The co-inheritance of type 1 diabetes and multiple sclerosis in Sardinia cannot be explained by genotype variation in the HLA region alone.

Type 1 diabetes (T1D) and multiple sclerosis (MS) are two autoimmune diseases which exhibit a considerably higher incidence in Sardinia compared with the surrounding southern European populations. Surprisingly, a 5-fold increased prevalence of T1D has also been observed in Sardinian MS patients. Susceptibility to both disorders is associated with common variants of the HLA-DRB1 and -DQB1 loci. In this study, we determined the relative contribution of genotype variation of these loci to the co-occurrence of the two disorders in Sardinia. We genotyped 1052 T1D patients and 1049 MS patients (31 of whom also had T1D) together with 1917 ethnically matched controls. On the basis of the absolute risks for T1D of the HLA-DRB1-DQB1 genotypes, we established that these loci would only contribute to a 2-fold increase in T1D prevalence in MS patients. From this evidence, we conclude that shared disease associations due to the HLA-DRB1-DQB1 loci provide only a partial explanation for the observed increased prevalence of T1D in Sardinian MS patients. The data suggest that variation at other non-HLA class II loci, and/or unknown environmental factors contribute significantly to the co-occurrence of these two traits.

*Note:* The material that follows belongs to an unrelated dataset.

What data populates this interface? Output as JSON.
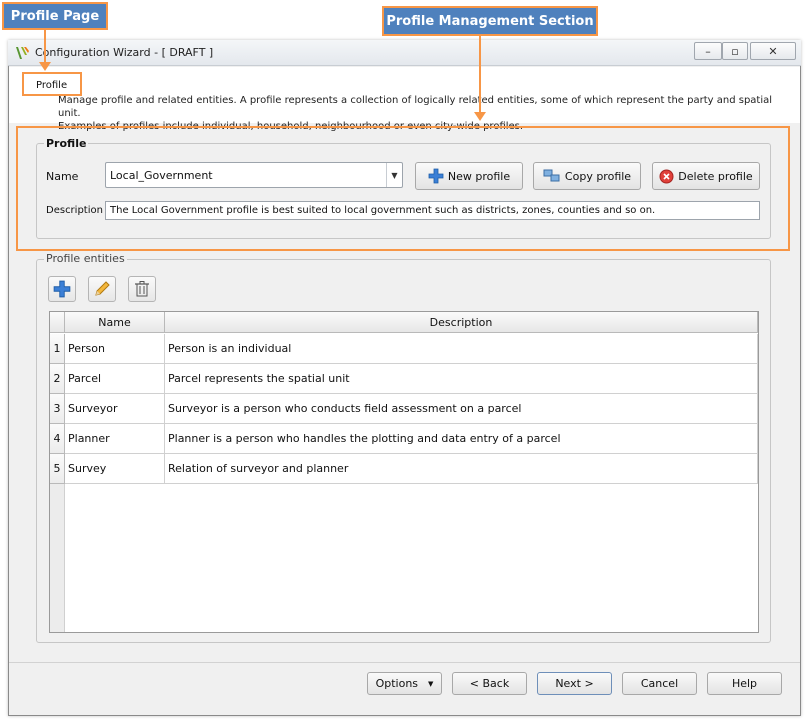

Lack of evidence for a role of the myelin basic protein gene in multiple sclerosis susceptibility in Sardinian patients.

A link between myelin basic protein (MBP) polymorphism and multiple sclerosis (MS) has been reported in some populations but not in others. We analysed two polymorphisms in the 5' flanking region of the MBP exon 1 gene in MS patients from the founder population of Sardinia. Using the transmission disequilibrium test (TDT), MBP polymorphisms were analysed in 363 singleton MS families. No distortion in transmission of the tetranucleotide repeat (ATGG)12 and of the 1116-1540 nt alleles was found. Moreover, we discovered no epistatic effect of the MBP gene on the HLA/MHC DRB1,DQB1, DPB1 loci or on alleles defined by D6S1683 marker found to be associated with MS in Sardinians. We concluded that the MBP gene does not play a role in MS susceptibility in Sardinians.